While writing the previous piece on Whoppers, I was reminded of a Facebook debate that ensued on one my friend’s status updates this weekend.
I was reminded of how unnecessary it would be to have such debates if health care wasn’t thrust into the political arena.
While the free market does amazing things and almost always manages to provide us with just about everything we need and want for all different sets of preferences and income levels, there are some things we don’t want to trust to free markets, like education and health care, that are “too important to rely on profit to do right”.
The debate started with a friend posting a status update grumbling about some of the trade-offs he feels forced into making because of the Obamacare legislation while making a reference to the Boston tea party. All the usual suspects chimed in.

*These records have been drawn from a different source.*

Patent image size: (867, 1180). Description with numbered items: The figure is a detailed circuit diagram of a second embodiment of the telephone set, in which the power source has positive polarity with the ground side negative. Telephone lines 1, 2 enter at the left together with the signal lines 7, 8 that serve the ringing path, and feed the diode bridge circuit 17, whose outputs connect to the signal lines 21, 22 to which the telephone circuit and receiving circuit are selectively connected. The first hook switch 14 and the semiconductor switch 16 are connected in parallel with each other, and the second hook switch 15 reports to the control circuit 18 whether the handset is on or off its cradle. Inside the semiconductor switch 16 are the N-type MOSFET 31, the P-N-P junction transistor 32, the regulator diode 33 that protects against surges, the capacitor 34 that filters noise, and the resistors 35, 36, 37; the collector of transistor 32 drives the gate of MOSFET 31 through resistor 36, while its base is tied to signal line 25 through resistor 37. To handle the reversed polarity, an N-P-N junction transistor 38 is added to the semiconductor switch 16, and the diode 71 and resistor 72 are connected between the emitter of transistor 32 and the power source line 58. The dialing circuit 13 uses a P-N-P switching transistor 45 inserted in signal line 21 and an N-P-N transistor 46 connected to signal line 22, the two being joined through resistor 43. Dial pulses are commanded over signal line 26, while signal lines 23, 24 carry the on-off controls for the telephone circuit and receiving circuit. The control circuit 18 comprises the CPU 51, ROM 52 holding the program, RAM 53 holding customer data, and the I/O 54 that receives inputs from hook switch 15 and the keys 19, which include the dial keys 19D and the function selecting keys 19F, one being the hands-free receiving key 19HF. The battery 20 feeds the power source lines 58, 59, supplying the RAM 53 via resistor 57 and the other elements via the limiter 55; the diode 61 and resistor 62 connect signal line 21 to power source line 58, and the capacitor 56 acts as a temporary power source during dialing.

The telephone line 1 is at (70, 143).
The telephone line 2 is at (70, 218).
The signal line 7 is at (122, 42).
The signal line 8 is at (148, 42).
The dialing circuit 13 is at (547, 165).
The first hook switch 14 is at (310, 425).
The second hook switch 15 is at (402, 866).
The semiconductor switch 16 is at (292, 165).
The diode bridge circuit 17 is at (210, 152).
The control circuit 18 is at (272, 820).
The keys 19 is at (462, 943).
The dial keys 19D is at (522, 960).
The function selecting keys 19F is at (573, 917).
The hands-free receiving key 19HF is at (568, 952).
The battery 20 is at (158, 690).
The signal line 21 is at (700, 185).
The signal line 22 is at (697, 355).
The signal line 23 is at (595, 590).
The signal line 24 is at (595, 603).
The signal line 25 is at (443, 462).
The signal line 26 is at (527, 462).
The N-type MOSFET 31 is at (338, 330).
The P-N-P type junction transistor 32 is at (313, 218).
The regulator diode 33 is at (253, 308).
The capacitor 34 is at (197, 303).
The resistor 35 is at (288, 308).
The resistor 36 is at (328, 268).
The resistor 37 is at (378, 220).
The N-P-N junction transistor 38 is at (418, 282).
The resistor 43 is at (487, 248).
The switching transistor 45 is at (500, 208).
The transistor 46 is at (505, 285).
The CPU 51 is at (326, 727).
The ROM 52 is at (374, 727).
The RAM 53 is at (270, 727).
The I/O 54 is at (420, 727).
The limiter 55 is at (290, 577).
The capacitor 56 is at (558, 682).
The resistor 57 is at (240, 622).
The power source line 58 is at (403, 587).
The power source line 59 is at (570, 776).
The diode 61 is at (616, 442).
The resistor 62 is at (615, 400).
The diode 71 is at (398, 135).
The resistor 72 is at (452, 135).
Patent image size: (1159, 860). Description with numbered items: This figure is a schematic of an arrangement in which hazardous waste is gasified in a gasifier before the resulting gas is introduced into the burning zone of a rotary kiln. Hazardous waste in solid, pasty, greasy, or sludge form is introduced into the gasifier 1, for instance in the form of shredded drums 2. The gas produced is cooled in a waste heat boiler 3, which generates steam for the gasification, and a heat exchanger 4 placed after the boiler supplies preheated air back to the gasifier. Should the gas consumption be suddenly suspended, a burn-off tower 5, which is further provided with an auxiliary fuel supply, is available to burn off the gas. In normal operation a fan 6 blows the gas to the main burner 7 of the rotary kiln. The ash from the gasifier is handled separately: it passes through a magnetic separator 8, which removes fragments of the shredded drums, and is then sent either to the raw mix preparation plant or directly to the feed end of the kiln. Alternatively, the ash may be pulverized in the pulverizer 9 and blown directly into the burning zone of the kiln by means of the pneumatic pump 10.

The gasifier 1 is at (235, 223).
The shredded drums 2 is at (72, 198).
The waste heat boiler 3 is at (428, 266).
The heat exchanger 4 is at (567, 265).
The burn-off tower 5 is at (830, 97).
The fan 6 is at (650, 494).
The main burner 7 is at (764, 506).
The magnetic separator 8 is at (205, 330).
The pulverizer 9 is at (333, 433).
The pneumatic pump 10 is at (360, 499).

A supporter of health care tried to convince my friend that Obamacare really won’t hurt him much and may actually help him and that his reference to the Boston tea party was inaccurate because the Boston tea party resulted from ‘taxation without representation’ while Obamacare was voted ‘fair and square’ by ‘elected reps’.
Another explained her skepticism of the government plan, but was scared because she has a pre-existing condition and can’t find affordable coverage after a job change.
I played the part of the free market, limited government guy.
Whatever you think of the merits the health care debate, the only reason we have this debate is because we’ve pushed health care into the political arena. That means that some folks get to force their preferences onto others. And that is the source of all the debate.
We don’t argue about Whoppers because we haven’t pushed it into the political arena.
Teddy Kennedy didn’t sponsor legislation ensuring that if you come into a store for Whoppers, but couldn’t pay, the store would have to provide it to you for free.
During World War II, politicians didn’t set caps on salaries and then exempt Whoppers from those caps.
Likewise, Congress never passed a bill to give favorable tax treatment to employer-sponsored Whoppers or legislation that forces younger folks to subsidize Whoppers for retired folks.
Would there be problems with health care if it were not in the political arena? I’m certain of it. But, I’m confident we’d find private solutions for those problems that wouldn’t make things worse for everyone with unintended consequences.
Unfortunately, all it takes is one horror story of private solutions not working before we want to push it into the political arena to prevent that from happening again.
Yet oddly, horror stories from the political solutions don’t seem to make us skeptical of the political solution.